Schon im Mai 2020 war Kohn als Oberregierungsrat im Referat Bevölkerungsschutz und Krisenmanagement aktiv, nachdem er ein internes Papier verfasst hatte, das Lockdowns sowie mögliche negative gesellschaftliche und wirtschaftliche Folgen von Schulschließungen hinterfragte. Die Kritik führte zu einer öffentlichen Distanzierung des Innenministeriums und einer Dienstsuspendierung für Kohn.
Kay-Uwe Ziegler, Obmann der AfD-Fraktion im Gesundheitsausschuss, äußerte sich scharf: „Es war eine schändliche Persönlichkeitsattacke.
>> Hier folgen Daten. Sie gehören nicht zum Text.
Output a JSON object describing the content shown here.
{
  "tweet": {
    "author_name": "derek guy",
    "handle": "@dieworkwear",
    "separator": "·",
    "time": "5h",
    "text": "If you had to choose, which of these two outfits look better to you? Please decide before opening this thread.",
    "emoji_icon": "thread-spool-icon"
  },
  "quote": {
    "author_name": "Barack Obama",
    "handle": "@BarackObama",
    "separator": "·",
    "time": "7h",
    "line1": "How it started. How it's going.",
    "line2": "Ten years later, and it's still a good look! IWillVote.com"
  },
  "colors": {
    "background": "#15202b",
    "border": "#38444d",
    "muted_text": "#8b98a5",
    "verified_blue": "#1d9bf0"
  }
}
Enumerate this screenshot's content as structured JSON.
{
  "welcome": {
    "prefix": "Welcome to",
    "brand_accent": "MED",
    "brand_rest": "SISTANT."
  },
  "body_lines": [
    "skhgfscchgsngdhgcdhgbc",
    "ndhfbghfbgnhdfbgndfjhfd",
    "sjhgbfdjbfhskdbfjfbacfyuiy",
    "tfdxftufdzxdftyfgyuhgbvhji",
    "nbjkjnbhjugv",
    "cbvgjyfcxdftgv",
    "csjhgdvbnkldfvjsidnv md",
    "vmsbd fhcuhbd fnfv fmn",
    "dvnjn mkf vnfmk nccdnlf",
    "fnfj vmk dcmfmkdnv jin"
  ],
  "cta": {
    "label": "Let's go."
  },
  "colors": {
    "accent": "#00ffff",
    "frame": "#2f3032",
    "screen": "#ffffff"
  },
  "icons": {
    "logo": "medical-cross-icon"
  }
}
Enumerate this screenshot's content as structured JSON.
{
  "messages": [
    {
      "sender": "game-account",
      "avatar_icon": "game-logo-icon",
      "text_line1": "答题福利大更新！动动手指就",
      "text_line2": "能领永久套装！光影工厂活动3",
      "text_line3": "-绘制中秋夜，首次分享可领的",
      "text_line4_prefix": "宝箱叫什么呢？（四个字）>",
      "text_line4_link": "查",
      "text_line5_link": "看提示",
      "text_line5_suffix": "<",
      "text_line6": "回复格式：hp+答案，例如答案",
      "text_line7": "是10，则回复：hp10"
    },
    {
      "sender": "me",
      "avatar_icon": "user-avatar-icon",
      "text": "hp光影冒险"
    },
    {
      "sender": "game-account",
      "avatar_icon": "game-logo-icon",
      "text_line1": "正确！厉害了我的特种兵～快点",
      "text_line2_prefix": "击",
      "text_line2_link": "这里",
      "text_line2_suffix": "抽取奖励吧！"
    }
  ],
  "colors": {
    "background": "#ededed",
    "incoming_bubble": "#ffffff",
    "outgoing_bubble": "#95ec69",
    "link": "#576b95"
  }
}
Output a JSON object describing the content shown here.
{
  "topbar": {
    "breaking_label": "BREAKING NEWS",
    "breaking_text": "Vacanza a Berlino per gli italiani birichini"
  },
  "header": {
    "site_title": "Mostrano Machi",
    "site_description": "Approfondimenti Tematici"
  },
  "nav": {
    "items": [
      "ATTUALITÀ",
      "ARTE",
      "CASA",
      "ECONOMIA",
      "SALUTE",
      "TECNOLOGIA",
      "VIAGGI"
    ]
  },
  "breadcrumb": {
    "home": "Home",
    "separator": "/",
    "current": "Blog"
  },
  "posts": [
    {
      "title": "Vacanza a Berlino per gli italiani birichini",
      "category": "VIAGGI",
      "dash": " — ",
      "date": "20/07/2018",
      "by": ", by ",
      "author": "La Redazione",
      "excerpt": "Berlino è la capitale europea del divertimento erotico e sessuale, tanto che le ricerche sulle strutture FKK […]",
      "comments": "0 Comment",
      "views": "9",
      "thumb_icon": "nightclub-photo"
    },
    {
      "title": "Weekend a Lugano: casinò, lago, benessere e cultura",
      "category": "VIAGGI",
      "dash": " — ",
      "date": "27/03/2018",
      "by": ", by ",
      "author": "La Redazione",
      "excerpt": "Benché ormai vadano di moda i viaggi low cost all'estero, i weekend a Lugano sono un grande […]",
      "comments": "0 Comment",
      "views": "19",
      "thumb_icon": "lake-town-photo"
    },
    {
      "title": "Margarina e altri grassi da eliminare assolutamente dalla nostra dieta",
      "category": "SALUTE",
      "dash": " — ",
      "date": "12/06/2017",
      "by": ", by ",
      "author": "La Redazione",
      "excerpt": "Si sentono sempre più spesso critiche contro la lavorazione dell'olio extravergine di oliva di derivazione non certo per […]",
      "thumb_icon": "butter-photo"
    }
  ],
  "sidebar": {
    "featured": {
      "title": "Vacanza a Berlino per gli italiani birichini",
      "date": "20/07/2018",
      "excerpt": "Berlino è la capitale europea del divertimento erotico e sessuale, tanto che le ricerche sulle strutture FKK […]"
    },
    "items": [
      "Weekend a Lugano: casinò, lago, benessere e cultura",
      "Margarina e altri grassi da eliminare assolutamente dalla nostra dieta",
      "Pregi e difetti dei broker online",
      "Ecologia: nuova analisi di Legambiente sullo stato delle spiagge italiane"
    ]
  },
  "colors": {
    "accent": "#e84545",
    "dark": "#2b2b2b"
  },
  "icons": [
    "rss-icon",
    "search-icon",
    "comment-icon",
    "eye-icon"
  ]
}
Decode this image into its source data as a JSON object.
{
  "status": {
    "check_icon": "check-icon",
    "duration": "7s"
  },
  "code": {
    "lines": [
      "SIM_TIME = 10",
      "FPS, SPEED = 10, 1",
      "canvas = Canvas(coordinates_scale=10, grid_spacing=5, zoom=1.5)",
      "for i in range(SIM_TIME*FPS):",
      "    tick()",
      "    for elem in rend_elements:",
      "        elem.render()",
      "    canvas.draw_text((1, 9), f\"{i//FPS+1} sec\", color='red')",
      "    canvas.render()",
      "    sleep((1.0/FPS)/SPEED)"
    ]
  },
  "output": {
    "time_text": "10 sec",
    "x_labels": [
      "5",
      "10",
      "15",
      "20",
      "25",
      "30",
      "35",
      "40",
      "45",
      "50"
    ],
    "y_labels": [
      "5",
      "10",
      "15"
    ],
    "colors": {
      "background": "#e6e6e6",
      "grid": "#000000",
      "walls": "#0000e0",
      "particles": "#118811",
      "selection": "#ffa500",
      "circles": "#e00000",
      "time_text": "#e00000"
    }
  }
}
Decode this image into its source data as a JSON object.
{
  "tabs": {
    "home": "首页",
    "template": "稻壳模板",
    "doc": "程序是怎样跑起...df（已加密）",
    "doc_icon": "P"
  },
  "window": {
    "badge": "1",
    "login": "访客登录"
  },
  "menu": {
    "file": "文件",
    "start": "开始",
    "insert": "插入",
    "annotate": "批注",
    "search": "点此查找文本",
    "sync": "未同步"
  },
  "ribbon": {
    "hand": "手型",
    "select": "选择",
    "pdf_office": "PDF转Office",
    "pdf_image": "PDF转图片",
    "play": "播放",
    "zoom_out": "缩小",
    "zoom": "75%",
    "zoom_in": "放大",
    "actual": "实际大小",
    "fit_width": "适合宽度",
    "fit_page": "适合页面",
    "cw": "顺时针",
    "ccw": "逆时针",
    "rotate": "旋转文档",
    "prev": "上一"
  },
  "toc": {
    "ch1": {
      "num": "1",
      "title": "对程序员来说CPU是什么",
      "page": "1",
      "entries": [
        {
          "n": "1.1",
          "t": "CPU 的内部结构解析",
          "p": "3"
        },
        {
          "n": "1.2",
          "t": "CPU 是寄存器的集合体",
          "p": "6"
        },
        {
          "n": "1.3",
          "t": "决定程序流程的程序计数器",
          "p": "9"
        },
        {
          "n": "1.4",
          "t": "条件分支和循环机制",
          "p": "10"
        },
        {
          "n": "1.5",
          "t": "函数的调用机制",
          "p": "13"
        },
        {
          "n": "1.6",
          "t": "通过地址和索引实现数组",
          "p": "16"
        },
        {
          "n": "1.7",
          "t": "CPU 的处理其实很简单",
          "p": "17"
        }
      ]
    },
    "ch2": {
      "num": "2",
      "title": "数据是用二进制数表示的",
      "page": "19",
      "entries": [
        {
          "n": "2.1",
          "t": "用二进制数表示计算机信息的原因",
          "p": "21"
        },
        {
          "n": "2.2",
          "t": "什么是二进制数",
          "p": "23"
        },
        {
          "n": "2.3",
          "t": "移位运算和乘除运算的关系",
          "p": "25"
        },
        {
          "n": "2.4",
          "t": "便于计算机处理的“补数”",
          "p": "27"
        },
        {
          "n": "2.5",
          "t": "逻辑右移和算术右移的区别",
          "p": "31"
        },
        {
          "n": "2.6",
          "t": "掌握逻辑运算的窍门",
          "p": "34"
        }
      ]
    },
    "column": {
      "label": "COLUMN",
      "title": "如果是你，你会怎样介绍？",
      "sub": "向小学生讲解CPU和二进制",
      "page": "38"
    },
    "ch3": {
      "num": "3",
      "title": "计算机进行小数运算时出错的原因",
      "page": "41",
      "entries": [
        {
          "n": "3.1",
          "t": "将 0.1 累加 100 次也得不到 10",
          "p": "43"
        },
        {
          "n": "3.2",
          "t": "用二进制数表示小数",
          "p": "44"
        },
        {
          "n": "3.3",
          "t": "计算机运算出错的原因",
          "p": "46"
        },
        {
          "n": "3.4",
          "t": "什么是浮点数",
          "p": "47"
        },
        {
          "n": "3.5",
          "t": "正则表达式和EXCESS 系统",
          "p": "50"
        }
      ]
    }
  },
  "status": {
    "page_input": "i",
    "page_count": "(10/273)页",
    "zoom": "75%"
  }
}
Müller fragte Kohn direkt, ob er während der Pandemie das Gefühl gehabt hätte, dass etwas verschwiegen wurde – genau wie in seiner Kindheit. Dieses Verhalten ist nicht akzeptabel und muss endgültig abgestellt werden.“ Ziegler forderte Müller auf, sich öffentlich zu entschuldigen und aus dem Gremium zurückzuziehen.
Christian Wolf betonte: „Die Reaktion von Ziegler zeigt deutlich mehr politischen Anstand als die parteiische Haltung einiger CDU-Mitglieder. Müller hat nicht nur die Expertenglaubwürdigkeit geschädigt, sondern auch das Vertrauen in den demokratischen Prozess.“
Der Vorfall verdeutlicht, wie kritisch die Balance zwischen sachlicher Debatte und persönlichen Angriffen im politischen Raum ist – besonders in Zeiten komplexer Herausforderungen.